Musashi incarnava l’idea dell’uomo che si era fatto da solo. Era personaggio illuminato che aveva compreso la propria realtà interiore con un duro allenamento al fine di affrontare la complessità del suo essere, le sue turbolenze e gli eventi della vita. Era la stabilità mentale, raggiunta con la disciplina, che gli permetteva di valutare in modo rapido la situazione, decidere la migliore azione per poi eseguirla con altrettanta velocità. Dedizione, coraggio, prontezza, idealismo e disposizione al sacrificio: queste le valorose virtù dei samurai. Allo stesso tempo però non potevano non farsi notare anche gli aspetti negativi, quali il fanatismo ed una freddezza che li rendeva vere e proprie macchine da guerra. In tale contrapposizione di aspetti si vede la differenza tra Sasaki Kojiro e Miyamoto Musashi. La dottrina di Takuan permette a quest’ultimo di ritrovare se stesso nel disordine interiore, epurando dalla sua anima (allo stesso modo in cui si deve lucidare la spada) paura e rabbia che creano squilibrio. La concentrazione, che trae origine dal concetto base della filosofia dell’illuminazione, punta al centro dell’uomo, identificato fisicamente con l’hara, ossia il basso ventre (che costituiva, quindi, al contrario, il primo passo per il seppuku, il suicidio rituale); la meditazione, invece, è lo strumento per ampliare l’armonia con se stessi. Da questo meccanismo si apre una forma di energia interiore (ki) che permette l’evoluzione creativa dell’uomo. Il distacco dalle pulsioni terrene, nonché dagli eventi della vita, completano, unitamente agli esercizi formali quali ad esempio la calligrafia o l’arte del tè, la struttura base della disciplina.

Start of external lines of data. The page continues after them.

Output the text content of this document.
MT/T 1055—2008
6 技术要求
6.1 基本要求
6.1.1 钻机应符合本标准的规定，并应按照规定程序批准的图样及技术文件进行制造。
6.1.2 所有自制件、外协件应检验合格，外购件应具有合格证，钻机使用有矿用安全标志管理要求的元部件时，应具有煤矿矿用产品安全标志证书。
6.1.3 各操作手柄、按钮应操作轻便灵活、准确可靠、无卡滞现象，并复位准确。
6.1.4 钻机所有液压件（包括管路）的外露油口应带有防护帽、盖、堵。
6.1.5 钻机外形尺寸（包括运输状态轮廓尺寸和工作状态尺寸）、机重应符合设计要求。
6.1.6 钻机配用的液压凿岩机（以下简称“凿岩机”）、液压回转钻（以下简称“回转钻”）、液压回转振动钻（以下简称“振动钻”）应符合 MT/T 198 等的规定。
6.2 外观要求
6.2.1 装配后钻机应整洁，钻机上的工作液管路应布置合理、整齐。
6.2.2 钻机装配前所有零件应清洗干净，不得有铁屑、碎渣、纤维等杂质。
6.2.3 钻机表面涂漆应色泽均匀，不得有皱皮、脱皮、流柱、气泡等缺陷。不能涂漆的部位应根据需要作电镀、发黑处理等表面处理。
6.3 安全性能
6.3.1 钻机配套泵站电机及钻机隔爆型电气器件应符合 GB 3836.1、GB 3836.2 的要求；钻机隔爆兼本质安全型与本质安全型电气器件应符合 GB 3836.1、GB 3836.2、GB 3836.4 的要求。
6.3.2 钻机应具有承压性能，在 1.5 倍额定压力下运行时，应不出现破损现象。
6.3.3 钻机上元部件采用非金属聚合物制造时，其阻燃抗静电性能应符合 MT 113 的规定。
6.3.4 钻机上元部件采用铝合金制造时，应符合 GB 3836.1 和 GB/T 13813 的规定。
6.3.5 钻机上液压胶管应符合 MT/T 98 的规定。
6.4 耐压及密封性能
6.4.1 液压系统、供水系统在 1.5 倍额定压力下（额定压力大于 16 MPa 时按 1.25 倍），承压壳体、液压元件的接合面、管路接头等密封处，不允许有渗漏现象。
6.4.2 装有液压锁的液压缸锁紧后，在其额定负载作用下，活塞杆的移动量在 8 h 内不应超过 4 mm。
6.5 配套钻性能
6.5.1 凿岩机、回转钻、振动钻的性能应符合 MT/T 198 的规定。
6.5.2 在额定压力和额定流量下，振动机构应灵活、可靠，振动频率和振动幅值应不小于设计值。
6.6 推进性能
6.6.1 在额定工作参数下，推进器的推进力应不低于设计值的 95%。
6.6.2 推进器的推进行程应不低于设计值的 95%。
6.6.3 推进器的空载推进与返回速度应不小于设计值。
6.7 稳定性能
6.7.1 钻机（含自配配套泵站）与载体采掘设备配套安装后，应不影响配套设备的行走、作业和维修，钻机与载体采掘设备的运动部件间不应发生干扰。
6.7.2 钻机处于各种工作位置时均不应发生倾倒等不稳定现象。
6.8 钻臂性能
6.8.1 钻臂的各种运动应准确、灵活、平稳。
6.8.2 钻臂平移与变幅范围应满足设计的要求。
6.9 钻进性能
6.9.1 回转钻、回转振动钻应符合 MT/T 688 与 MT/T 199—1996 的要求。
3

Nella prima parte della sua vita Musashi è ancora alla ricerca, inseguendo una via che gli pare infinita; rifugge gli onori, rifugge i legami con il daimyo, il signore feudale e, quindi, la soggezione ad un altro essere umano. È uomo libero, al servizio perenne della sua spada, nell’accezione più pura del termine. Particolarmente dotato, seppe capire, anche grazie al monaco Takuan, le sue debolezze e risolverle. La spada, nel senso più ampio del termine, dà la possibilità a Takezo di apprendere la vera via del bushid? e di combattere, non solo con la forza fisica, ma con tutta la sua essenza interiore.

(Musashi e Otsu)
“Samurai III” mostra il Musashi maturo fisicamente che continua, in grande umiltà, l’addestramento. Alla fine del primo capitolo della trilogia, Musashi si trasforma in un raffinato guerriero pronto ad iniziare una nuova esistenza. Sarà solo poco per volta che la vita gli darà modo di mettersi alla prova e di evolversi. È consapevole, forse sottovalutandosi, che ha ancora molto da imparare. Inagaki, nonostante le libertà narrative sulla trasposizione del romanzo, con l’eliminazione di figure fondamentali o scene che, a mio avviso, dovevano essere riportate, riesce a dar luce al contrasto tra i due personaggi portanti. Due facce della stessa medaglia che, in fondo, si completano l’un l’altra. Musashi agisce con astuzia e saggezza, dimostrando di aver raggiunto il vertice della dottrina impartitagli dal monaco Takuan, Sasaki Kojiro, invece, si affida al virtuosismo della sua spada. Emblematica in tal senso la scena in cui rifiuta le preghiere della dolce Omitsu che si innamora di lui, perché sicuro di poter vincere. In contrapposizione, la sensibile Otsu che si sforza di sorridere, ma finisce solo per ricacciare le lacrime, pur di lasciare la serenità all’amato che, poco prima dell’epico duello sull’isola di Ganryu, rincontrerà sentendosi chiamare, prima ed unica volta, moglie.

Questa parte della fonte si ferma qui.